Criminals don’t take Fall Break

By Michael McFall, Staff Writer

Students hightailed it off campus last week, leaving nothing but midterms and yellow leaves in their wake. But criminals didn’t take a Fall Break off from mischief.

During the break from Oct. 10 to Oct. 18, there were 29 reported offenses on campus8212;about the same number of crimes that usually occur on campus, with or without its studious occupants. The week before Fall Break there were only 21 offenses, when the campus’ thousands of potential eyewitnesses were still around. Two weeks before the break also had 29 crimes, and there were 24
crimes three weeks before that, according
to U public safety records.

“It stays just as busy here during the break,” U Police Capt. Lynn Mitchell said. Students have an impression that the campus quiets down, but crime remains as rampant as ever, he said.

Charles McGarvey, a junior business major, stuck it out during Fall Break instead of leaving. He said he wasn’t the least bit surprised to hear that crime continued as strong as ever during the vacation, even though he thought it might be quieter.

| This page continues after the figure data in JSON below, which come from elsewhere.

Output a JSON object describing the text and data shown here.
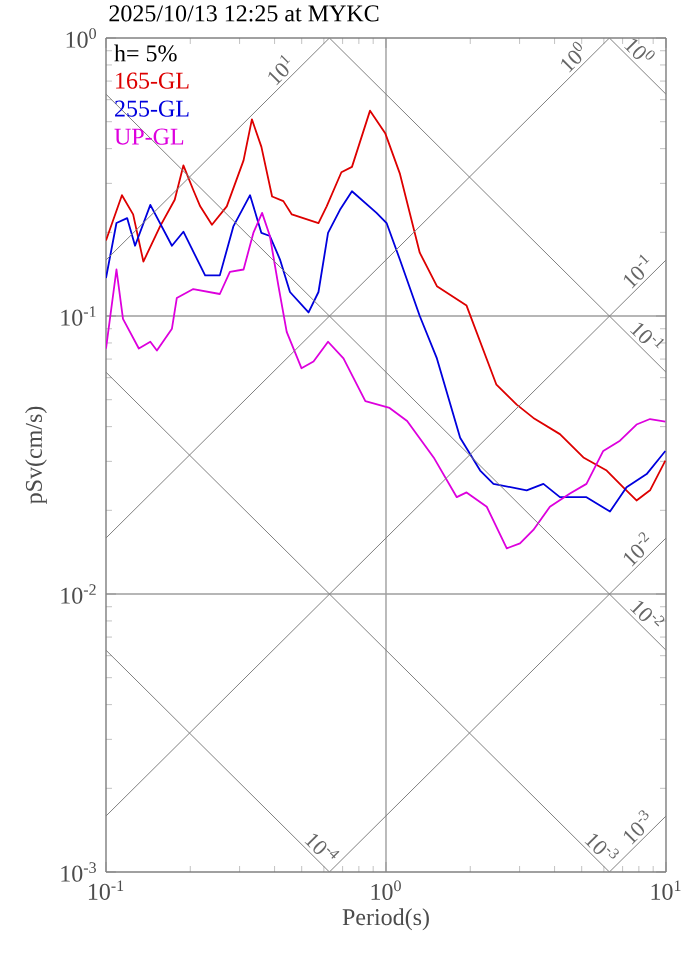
{
  "chart_data": {
    "type": "line",
    "title": "2025/10/13 12:25 at MYKC",
    "xlabel": "Period(s)",
    "ylabel": "pSv(cm/s)",
    "log": "xy",
    "grid": true,
    "legend": "top left",
    "marker": "none",
    "line_style": "solid",
    "xlim": [
      0.1,
      10
    ],
    "ylim": [
      0.001,
      1
    ],
    "xticks": [
      {
        "value": 0.1,
        "label": "10$^{-1}$"
      },
      {
        "value": 1,
        "label": "10$^{0}$"
      },
      {
        "value": 10,
        "label": "10$^{1}$"
      }
    ],
    "yticks": [
      {
        "value": 0.001,
        "label": "10$^{-3}$"
      },
      {
        "value": 0.01,
        "label": "10$^{-2}$"
      },
      {
        "value": 0.1,
        "label": "10$^{-1}$"
      },
      {
        "value": 1,
        "label": "10$^{0}$"
      }
    ],
    "annotations": [
      "h= 5%",
      {
        "text": "10$^{1}$",
        "x": 0.45,
        "y": 0.716
      },
      {
        "text": "10$^{0}$",
        "x": 5,
        "y": 0.796
      },
      {
        "text": "10$^{0}$",
        "x": 7.5,
        "y": 0.838
      },
      {
        "text": "10$^{-1}$",
        "x": 8.5,
        "y": 0.135
      },
      {
        "text": "10$^{-1}$",
        "x": 8,
        "y": 0.0785
      },
      {
        "text": "10$^{-2}$",
        "x": 8.5,
        "y": 0.0135
      },
      {
        "text": "10$^{-2}$",
        "x": 8,
        "y": 0.00785
      },
      {
        "text": "10$^{-3}$",
        "x": 8.5,
        "y": 0.00135
      },
      {
        "text": "10$^{-3}$",
        "x": 5.5,
        "y": 0.00114
      },
      {
        "text": "10$^{-4}$",
        "x": 0.55,
        "y": 0.00114
      }
    ],
    "series": [
      {
        "name": "165-GL",
        "color": "#dd0000",
        "x": [
          0.1,
          0.114,
          0.125,
          0.136,
          0.156,
          0.176,
          0.189,
          0.205,
          0.217,
          0.239,
          0.27,
          0.31,
          0.332,
          0.359,
          0.392,
          0.43,
          0.461,
          0.574,
          0.614,
          0.693,
          0.756,
          0.877,
          0.995,
          1.12,
          1.32,
          1.52,
          1.94,
          2.48,
          2.93,
          3.36,
          4.18,
          5.07,
          6.14,
          7.04,
          7.85,
          8.77,
          9.95
        ],
        "values": [
          0.187,
          0.272,
          0.232,
          0.157,
          0.21,
          0.262,
          0.348,
          0.284,
          0.248,
          0.213,
          0.248,
          0.363,
          0.51,
          0.406,
          0.269,
          0.259,
          0.232,
          0.216,
          0.248,
          0.329,
          0.344,
          0.548,
          0.453,
          0.326,
          0.169,
          0.128,
          0.109,
          0.0566,
          0.048,
          0.043,
          0.0376,
          0.031,
          0.0278,
          0.0242,
          0.0217,
          0.0236,
          0.0302
        ]
      },
      {
        "name": "255-GL",
        "color": "#0000dd",
        "x": [
          0.1,
          0.109,
          0.119,
          0.127,
          0.144,
          0.172,
          0.189,
          0.226,
          0.255,
          0.285,
          0.327,
          0.359,
          0.385,
          0.418,
          0.454,
          0.529,
          0.574,
          0.621,
          0.685,
          0.756,
          0.925,
          1.005,
          1.12,
          1.32,
          1.52,
          1.84,
          2.17,
          2.42,
          3.18,
          3.65,
          4.18,
          5.2,
          6.31,
          7.23,
          8.53,
          9.95
        ],
        "values": [
          0.137,
          0.216,
          0.225,
          0.179,
          0.251,
          0.179,
          0.201,
          0.14,
          0.14,
          0.21,
          0.272,
          0.199,
          0.194,
          0.16,
          0.122,
          0.103,
          0.122,
          0.199,
          0.241,
          0.281,
          0.235,
          0.216,
          0.16,
          0.1,
          0.0704,
          0.0365,
          0.0278,
          0.0249,
          0.0236,
          0.0249,
          0.0223,
          0.0223,
          0.0198,
          0.0242,
          0.027,
          0.0327
        ]
      },
      {
        "name": "UP-GL",
        "color": "#dd00dd",
        "x": [
          0.1,
          0.109,
          0.115,
          0.131,
          0.144,
          0.152,
          0.172,
          0.179,
          0.205,
          0.255,
          0.277,
          0.31,
          0.336,
          0.361,
          0.385,
          0.413,
          0.442,
          0.499,
          0.551,
          0.621,
          0.705,
          0.844,
          1.03,
          1.19,
          1.48,
          1.79,
          1.94,
          2.29,
          2.7,
          3.01,
          3.36,
          3.85,
          4.54,
          5.2,
          5.97,
          6.85,
          7.85,
          8.77,
          9.95
        ],
        "values": [
          0.0764,
          0.147,
          0.0977,
          0.0764,
          0.0808,
          0.0752,
          0.09,
          0.116,
          0.125,
          0.12,
          0.144,
          0.147,
          0.199,
          0.235,
          0.194,
          0.128,
          0.0877,
          0.0649,
          0.0686,
          0.0808,
          0.0704,
          0.0494,
          0.0467,
          0.0419,
          0.031,
          0.0223,
          0.0232,
          0.0206,
          0.0146,
          0.0152,
          0.017,
          0.0206,
          0.023,
          0.0249,
          0.0327,
          0.0356,
          0.0407,
          0.0426,
          0.0417
        ]
      },
      {
        "color": "#808080",
        "x": [
          0.1,
          0.628
        ],
        "values": [
          0.159,
          1
        ]
      },
      {
        "color": "#808080",
        "x": [
          0.1,
          6.28
        ],
        "values": [
          0.0159,
          1
        ]
      },
      {
        "color": "#808080",
        "x": [
          0.1,
          10
        ],
        "values": [
          0.00159,
          0.159
        ]
      },
      {
        "color": "#808080",
        "x": [
          0.628,
          10
        ],
        "values": [
          0.001,
          0.0159
        ]
      },
      {
        "color": "#808080",
        "x": [
          6.28,
          10
        ],
        "values": [
          0.001,
          0.00159
        ]
      },
      {
        "color": "#808080",
        "x": [
          6.28,
          10
        ],
        "values": [
          1,
          0.628
        ]
      },
      {
        "color": "#808080",
        "x": [
          0.628,
          10
        ],
        "values": [
          1,
          0.0628
        ]
      },
      {
        "color": "#808080",
        "x": [
          0.1,
          10
        ],
        "values": [
          0.628,
          0.00628
        ]
      },
      {
        "color": "#808080",
        "x": [
          0.1,
          6.28
        ],
        "values": [
          0.0628,
          0.001
        ]
      },
      {
        "color": "#808080",
        "x": [
          0.1,
          0.628
        ],
        "values": [
          0.00628,
          0.001
        ]
      }
    ]
  }
}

About one-third of the reported offenses were theft, comprising the majority of the vacation’s crime. While every other crime occurred in equally small amounts, everything from three bicycles to a missing backpack, from all over campus.

One student victim who remained on campus left his laptop in the Health Science Education Building on Oct. 15. When he returned from the restroom two minutes later, he saw his laptop’s power cord still plugged into the wall, but no laptop on the other end. After searching the building, he reported seeing two males in their 20s “nervously” walking away from HSEB, and told campus police it was suspicious.

However, the Fall Break criminals steered relatively clear of the corner of campus where the students still remained. Only three crimes were reported in the student housing areas during the break. One theft and two domestic disturbances came out of the student apartments in East and West Village.

Last year’s Fall Break had 27 reported offenses. Theft comprised the majority of crimes during that year’s Fall Break as well. Criminal mischief, such as suspicious beer cans, came in second as about one-fifth of the crimes reported. It was the first year that the U allowed students a week off in the middle of the semester. Before 2007, Fall Break was only two days long.

More than 75 percent of the criminals on campus are not associated with the school, Mitchell said. A break means nothing to someone who isn’t a student or faculty member. If anything, it’s better for them, he said. Those criminals take advantage of a good situation for them, such as a deserted campus with almost no bystanders to deter or report them. Campus police still patrol the area, but wouldn’t mind it if criminals would make like the students leave.

“We’re all staying busy here,” said Chief of Police Scott Folsom.